In most cases, rehabilitation counseling is a long process that involves evaluating goals, helping an individual meet those goals, and dealing with problems along the way. For counseling to be successful, the individual must have goals that can reasonably be met in the face of the particular disability. While no counselor wishes to call a dream unreasonable, it is sometimes difficult for a person who has become disabled later in life to accept that goals that were once possible are no longer reasonable. Rehabilitation counseling for people who have gone through accidents is therefore often more difficult than for those who are fully accepting of their disabilities.

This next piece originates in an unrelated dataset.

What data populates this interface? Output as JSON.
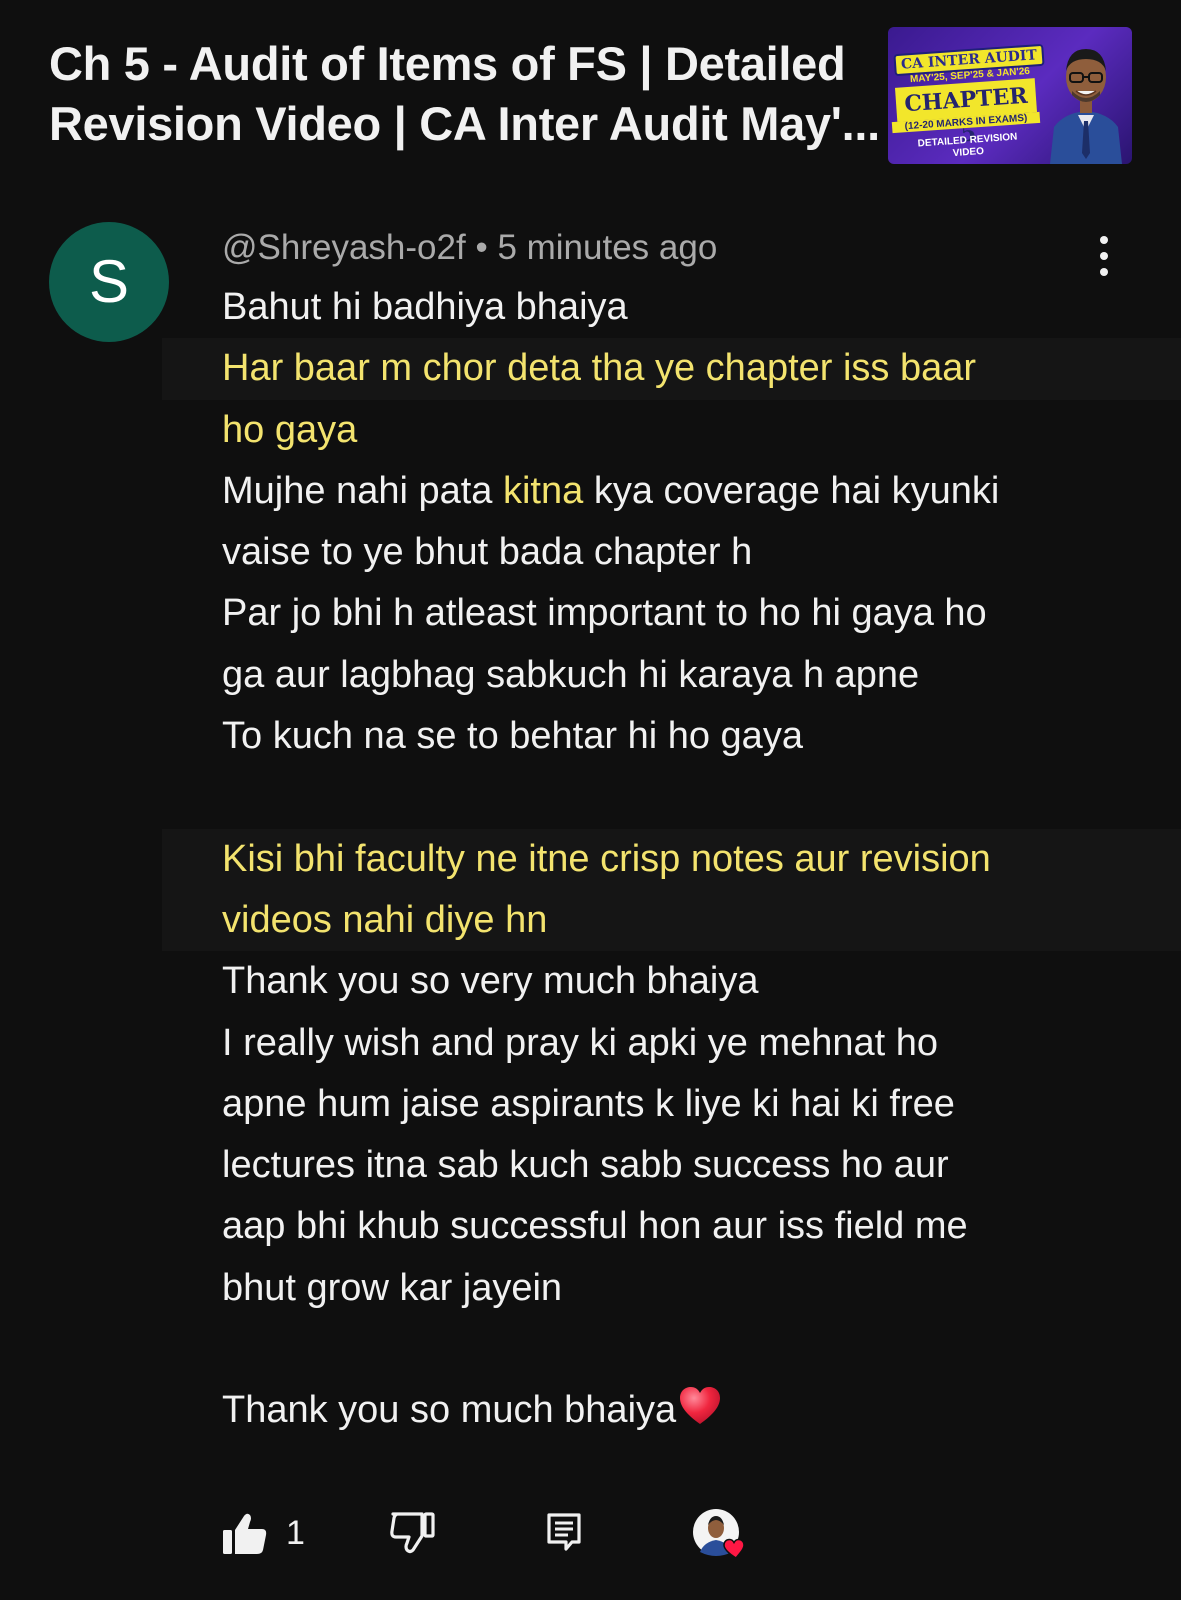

Goals in rehabilitation counseling vary, but they usually involve getting an individual to meet his or her vocational and personal goals. This typically includes obtaining a specific type of job and establishing an independent living situation. Other features, like getting involved in a favorite activity or engaging in relationships, are also sometimes covered in counseling sessions. Often, the primary focus of rehabilitation counseling is vocational, because, through vocational success, an individual can often achieve an independent living situation and social connections as well.
Not every individual is destined for the same type of success. Determining what an individual's goal should be depends on the person. For example, a severely disabled person may never live independently in the sense that he or she will never live alone, but even a person with severe disabilities may someday wish to live outside of a familial home. In these cases, a rehabilitation counselor must present viable options and talk through potential problems with those options.
Some rehabilitation counseling specialists are employed to help people succeed in a specific environment, such as a school. The specialist may help facilitate access to materials, housing, and other possible problem areas. As each disability is unique, the specialist must design a program that fits the individual. This way, equal opportunities are available even to people with disabilities.